Другая страна - Джеймс Болдуин
– Со временем перестанет. Кошки выносливей людей.
Хотя глаза его все еще были закрыты, он почувствовал на себе взгляд Ива.
– Почему столько беспокойства по поводу переезда в Нью-Йорк?
– Потому что Нью-Йорк – очень беспокойный город.

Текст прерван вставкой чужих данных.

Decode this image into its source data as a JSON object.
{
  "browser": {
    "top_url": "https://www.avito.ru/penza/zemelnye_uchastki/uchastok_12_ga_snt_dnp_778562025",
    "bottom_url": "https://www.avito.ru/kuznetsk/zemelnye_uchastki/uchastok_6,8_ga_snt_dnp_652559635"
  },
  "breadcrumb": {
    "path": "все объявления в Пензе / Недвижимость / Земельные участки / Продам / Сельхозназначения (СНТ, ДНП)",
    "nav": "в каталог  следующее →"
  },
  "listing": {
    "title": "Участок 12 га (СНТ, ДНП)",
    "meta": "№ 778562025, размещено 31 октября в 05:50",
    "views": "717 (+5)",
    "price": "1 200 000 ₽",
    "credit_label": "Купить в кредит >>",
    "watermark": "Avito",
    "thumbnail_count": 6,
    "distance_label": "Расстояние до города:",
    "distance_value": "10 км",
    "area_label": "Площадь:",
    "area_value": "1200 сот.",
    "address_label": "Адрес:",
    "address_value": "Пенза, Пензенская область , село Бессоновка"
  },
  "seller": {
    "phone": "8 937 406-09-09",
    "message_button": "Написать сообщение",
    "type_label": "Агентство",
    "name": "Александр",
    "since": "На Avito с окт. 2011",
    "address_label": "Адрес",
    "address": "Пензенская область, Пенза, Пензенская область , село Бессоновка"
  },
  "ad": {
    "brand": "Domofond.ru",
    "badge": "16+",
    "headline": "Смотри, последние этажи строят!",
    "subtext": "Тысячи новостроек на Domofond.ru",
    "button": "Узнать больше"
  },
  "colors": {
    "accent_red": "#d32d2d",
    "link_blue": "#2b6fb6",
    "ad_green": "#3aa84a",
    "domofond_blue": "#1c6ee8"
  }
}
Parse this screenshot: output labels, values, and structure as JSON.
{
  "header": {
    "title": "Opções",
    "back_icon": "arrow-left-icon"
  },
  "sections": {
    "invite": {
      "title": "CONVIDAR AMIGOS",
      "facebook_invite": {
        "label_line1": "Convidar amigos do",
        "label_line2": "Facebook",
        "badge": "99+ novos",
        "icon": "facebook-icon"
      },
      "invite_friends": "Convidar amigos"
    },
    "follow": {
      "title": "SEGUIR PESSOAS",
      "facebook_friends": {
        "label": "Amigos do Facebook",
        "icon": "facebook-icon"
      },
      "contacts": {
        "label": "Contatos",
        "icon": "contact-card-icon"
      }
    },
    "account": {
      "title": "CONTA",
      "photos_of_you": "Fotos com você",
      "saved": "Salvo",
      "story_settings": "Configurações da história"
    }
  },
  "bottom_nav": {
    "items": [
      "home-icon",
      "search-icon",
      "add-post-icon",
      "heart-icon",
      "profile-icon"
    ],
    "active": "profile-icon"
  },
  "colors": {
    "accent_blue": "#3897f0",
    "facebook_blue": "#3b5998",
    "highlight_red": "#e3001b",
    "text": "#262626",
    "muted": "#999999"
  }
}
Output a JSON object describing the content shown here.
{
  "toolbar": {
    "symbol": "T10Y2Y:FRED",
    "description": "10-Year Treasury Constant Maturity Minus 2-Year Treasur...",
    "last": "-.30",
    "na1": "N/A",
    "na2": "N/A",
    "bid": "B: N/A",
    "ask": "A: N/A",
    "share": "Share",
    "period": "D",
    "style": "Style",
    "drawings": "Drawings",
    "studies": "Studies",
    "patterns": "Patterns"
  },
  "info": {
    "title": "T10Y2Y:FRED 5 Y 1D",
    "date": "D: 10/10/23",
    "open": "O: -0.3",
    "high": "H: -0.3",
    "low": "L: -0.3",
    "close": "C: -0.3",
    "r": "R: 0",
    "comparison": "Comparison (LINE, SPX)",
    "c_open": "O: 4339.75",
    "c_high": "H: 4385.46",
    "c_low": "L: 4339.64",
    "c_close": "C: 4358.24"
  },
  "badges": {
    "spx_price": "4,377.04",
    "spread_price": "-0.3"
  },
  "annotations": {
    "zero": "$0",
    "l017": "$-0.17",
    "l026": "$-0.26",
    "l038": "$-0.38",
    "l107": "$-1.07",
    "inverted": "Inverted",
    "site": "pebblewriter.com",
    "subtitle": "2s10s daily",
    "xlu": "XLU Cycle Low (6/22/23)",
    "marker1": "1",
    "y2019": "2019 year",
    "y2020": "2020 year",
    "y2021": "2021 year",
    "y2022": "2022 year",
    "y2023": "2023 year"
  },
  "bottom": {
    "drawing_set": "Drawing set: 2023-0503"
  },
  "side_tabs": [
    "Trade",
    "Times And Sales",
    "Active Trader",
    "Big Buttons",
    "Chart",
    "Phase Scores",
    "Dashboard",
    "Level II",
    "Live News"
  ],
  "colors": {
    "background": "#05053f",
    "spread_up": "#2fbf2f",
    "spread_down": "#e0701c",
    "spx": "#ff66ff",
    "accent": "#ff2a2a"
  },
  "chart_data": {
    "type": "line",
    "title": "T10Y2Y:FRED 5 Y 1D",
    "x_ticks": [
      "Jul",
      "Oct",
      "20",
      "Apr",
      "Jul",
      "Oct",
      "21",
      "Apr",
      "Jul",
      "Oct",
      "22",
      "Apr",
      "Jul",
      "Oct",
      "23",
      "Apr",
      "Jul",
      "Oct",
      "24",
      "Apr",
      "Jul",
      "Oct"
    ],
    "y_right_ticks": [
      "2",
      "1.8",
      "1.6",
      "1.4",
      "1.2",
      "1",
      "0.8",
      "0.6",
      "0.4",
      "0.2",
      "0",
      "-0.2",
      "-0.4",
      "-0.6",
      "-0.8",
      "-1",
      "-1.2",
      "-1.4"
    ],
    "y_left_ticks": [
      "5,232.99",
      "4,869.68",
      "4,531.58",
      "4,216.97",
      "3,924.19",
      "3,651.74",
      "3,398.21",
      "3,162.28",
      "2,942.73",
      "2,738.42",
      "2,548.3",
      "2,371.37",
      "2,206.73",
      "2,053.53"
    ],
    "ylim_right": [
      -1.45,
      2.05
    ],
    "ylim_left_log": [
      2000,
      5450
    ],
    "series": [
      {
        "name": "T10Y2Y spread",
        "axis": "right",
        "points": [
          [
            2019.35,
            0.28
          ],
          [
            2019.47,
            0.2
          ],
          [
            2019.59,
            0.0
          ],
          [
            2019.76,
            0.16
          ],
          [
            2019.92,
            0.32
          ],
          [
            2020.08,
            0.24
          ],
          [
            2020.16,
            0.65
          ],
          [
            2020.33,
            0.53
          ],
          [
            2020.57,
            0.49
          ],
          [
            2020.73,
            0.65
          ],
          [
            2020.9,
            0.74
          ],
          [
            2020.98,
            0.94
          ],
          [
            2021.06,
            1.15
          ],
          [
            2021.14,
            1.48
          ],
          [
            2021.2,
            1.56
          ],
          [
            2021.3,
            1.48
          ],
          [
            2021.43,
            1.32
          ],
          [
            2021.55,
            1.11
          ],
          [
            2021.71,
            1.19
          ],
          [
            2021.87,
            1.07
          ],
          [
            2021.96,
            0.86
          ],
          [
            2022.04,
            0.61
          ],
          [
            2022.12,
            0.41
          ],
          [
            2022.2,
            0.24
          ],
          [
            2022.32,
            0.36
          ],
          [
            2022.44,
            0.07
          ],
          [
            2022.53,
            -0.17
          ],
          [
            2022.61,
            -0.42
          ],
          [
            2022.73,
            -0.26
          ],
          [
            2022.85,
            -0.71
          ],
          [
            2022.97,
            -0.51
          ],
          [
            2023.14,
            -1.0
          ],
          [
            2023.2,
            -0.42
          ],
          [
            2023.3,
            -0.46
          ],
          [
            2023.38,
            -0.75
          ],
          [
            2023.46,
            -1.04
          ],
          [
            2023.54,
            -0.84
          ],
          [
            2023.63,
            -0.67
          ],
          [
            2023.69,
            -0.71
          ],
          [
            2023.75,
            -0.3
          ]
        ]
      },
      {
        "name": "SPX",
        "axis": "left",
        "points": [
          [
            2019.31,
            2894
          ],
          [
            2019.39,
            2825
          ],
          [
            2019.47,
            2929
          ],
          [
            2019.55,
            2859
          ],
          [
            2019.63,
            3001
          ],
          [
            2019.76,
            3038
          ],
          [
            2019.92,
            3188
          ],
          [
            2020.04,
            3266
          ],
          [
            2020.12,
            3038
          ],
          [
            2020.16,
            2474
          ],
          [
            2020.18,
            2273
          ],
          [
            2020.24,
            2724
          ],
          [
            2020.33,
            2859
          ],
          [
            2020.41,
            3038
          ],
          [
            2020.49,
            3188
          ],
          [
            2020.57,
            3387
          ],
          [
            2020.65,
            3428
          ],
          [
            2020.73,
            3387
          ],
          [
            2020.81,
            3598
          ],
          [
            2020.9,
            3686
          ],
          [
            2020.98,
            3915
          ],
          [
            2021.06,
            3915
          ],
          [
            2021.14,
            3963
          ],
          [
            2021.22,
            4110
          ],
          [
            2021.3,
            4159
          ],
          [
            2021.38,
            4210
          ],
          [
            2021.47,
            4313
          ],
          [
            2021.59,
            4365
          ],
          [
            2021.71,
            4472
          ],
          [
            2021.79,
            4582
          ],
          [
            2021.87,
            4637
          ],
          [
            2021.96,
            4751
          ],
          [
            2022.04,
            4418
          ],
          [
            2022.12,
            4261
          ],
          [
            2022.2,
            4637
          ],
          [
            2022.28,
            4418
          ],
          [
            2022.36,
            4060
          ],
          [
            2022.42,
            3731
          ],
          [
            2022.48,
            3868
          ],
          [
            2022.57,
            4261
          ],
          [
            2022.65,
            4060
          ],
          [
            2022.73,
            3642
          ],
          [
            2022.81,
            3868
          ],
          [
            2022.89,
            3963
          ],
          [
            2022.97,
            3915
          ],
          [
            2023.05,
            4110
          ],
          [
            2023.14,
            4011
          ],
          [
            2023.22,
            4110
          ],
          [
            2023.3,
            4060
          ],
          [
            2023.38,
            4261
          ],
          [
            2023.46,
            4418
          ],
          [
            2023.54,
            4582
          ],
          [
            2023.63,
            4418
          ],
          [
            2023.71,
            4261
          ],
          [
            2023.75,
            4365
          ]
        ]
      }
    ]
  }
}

– Трудности меня не пугают. – Ив легко коснулся груди Эрика, тот открыл глаза и увидел его загорелое лицо – внимательное и любящее. – А вот тебя пугают. Тебя страшит жизнь в Нью-Йорке. Почему?
– Ты не понимаешь, Ив. Не то чтобы страшит, но у меня в свое время там хватало неприятностей.
– Но у нас их и здесь предостаточно, – сказал Ив, неожиданно приняв исключительно серьезный тон, эта резкая смена настроений всегда была шоком для Эрика. – И все-таки мы выпутывались, а сейчас вообще живем хоть куда, разве не так?
– Так, – медленно произнес Эрик, глядя на Ива.
– Тогда зачем все эти тревоги? – Юноша откинул волосы со лба Эрика. – Тебе напекло голову. Слишком долго торчишь на солнце.
Эрик схватил его за руку. Котенок испуганно прыгнул в сторону.
– Боже мой! Как же я буду скучать по тебе!
– Времени не будет. На тебя навалятся дела – ты и оглянуться не успеешь, а я уже прикачу. – Ив с улыбкой уткнулся подбородком Эрику в грудь. – Расскажи мне о Нью-Йорке. У тебя там много друзей? Много знаменитых друзей?
Эрик рассмеялся.
– Нет, знаменитостей у меня в друзьях немного. К тому же я так долго отсутствовал, что не уверен, есть ли у меня вообще друзья.
– А что за друзья у тебя были, когда ты уезжал? – Ив опять заулыбался и потерся щекой о щеку Эрика. – Мальчики вроде меня?
– Таких, как ты, больше нет. И слава богу.
– Ты имеешь в виду – таких красивых или таких ласковых?
Эрик положил руки на обветренные, пропитанные солью плечи Ива. Он слышал доносившиеся с моря крики детей, неумолкающий гул сада.
– Нет. Таких невыносимых.
– Значит, теперь, когда нам нужно расстаться, ты находишь меня невыносимым? Понятно. А в чем именно?
Эрик притянул Ива к себе.
– Во всем.
– C’est dommage. Moi, je t’aime biеп[28].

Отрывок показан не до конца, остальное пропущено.